\textit{Ab initio} study of spectroscopic factors in $^{48}$K and neighboring $N=28$ isotones

TL;DR

This study uses ab initio methods to analyze spectroscopic factors in $^{48}$K and neighboring isotones, revealing discrepancies with experimental data that are mitigated by phenomenological adjustments, and providing insights into the weakening of the $N=28$ shell closure.

Contribution

First ab initio calculations of spectroscopic factors in $^{48}$K and $N=28$ isotones, systematically analyzing shell evolution and reaction non-idealities.

Findings

Calculated excitation energies match experimental data.

Computed SFs overestimate experimental values without reduction factors.

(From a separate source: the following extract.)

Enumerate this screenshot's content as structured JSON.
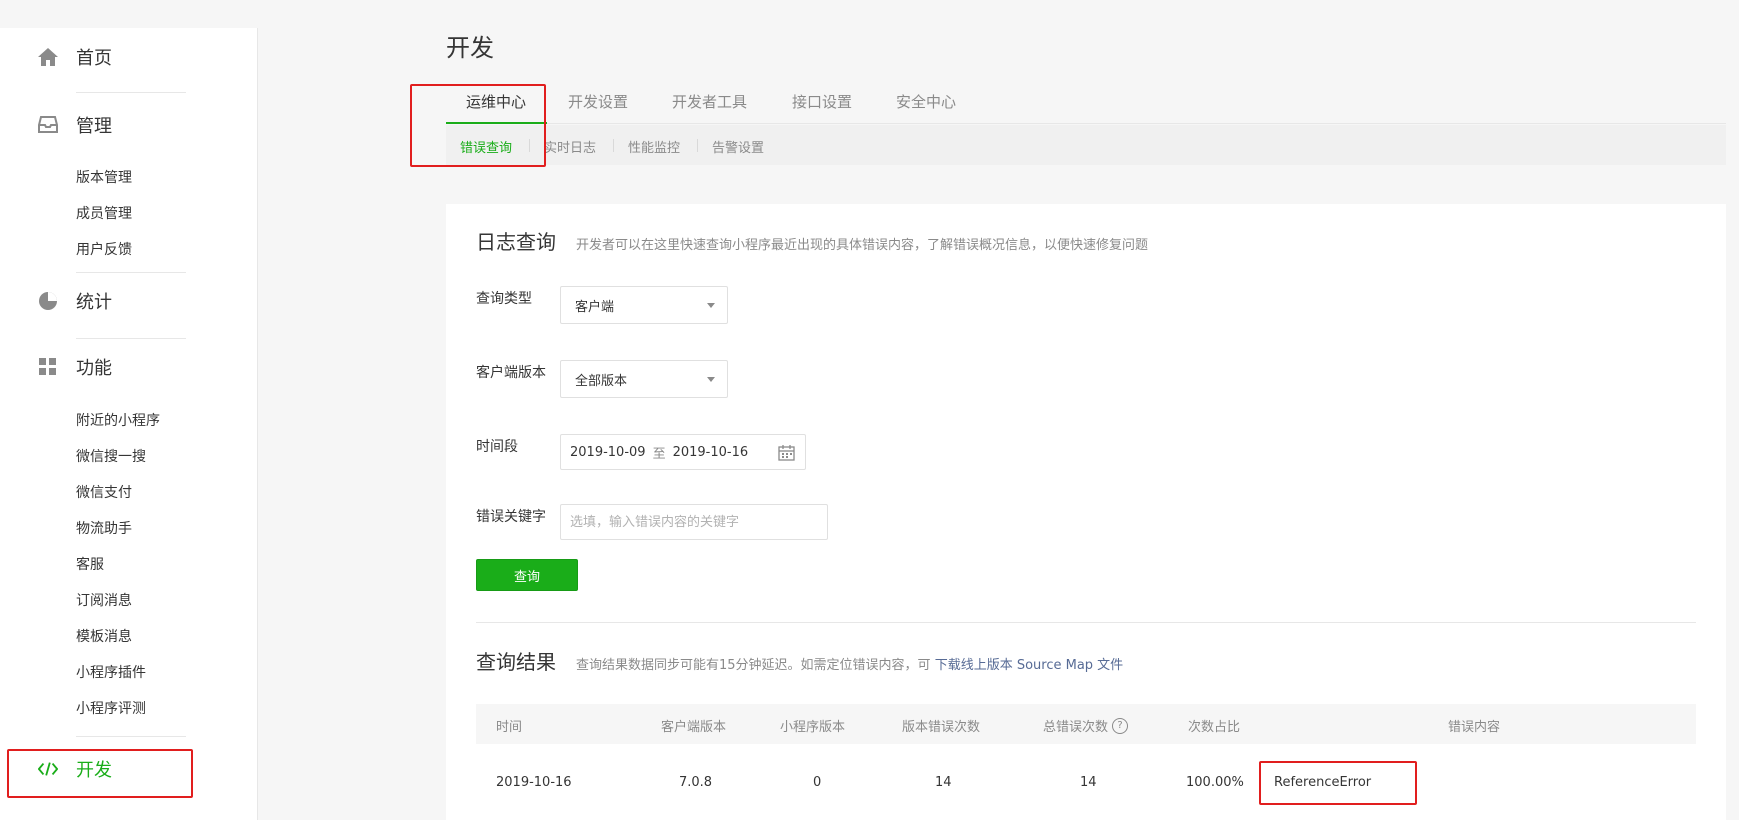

Systematic analysis of shell weakening across isotones.

Abstract

A recent \(^{47}\text{K}(d,p\gamma)^{48}\text{K}\) transfer reaction measurement has identified new excited states in \(^{48}\text{K}\) and extracted the corresponding spectroscopic factors (SFs)[\href{https://journals.aps.org/prl/abstract/10.1103/PhysRevLett.134.162504}{C. J. Paxman, \textit{et al.} PhysRevLett.134.162504 (2025)}], but they exposed sizeable discrepancies with large-scale shell-model (LSSM) calculations-especially for the low-lying states-suggesting shortcomings in the proton-neutron interaction employed by the LSSM. In this work, we revisit the low-lying states and SFs of \(^{48}\text{K}\) using the \textit{ab initio} valence-space in-medium similarity renormalization group (VS-IMSRG) approach based on the chiral two- and three-nucleon forces. The calculated excitation energies reproduce the experimental data for \(^{48}\text{K}\), whereas computed SFs systematically exceed experimental values. We trace this overestimation to missing reduction factors that account for non-idealities of the transfer reaction. After introducing a phenomenological reduction factor, our VS-IMSRG results and the LSSM calculations achieve agreement with experiment. We also perform the same analysis for the neutron SFs of $^{47}$Ar. Furthermore, we extend the \textit{ab initio} calculations across the $N=28$ isotones, computing excitation energies and single-neutron transfer SFs from $N=29$ isotones ranging from $^{48}$K to $^{45}$S. By systematically removing protons from \(^{48}\text{K}\) to \(^{45}\text{S}\), we trace the evolution of the \(N=28\) shell strength via theoretical SFs values. Our results provide a microscopic pathway to quantify the weakening of the \(N=28\) shell closure.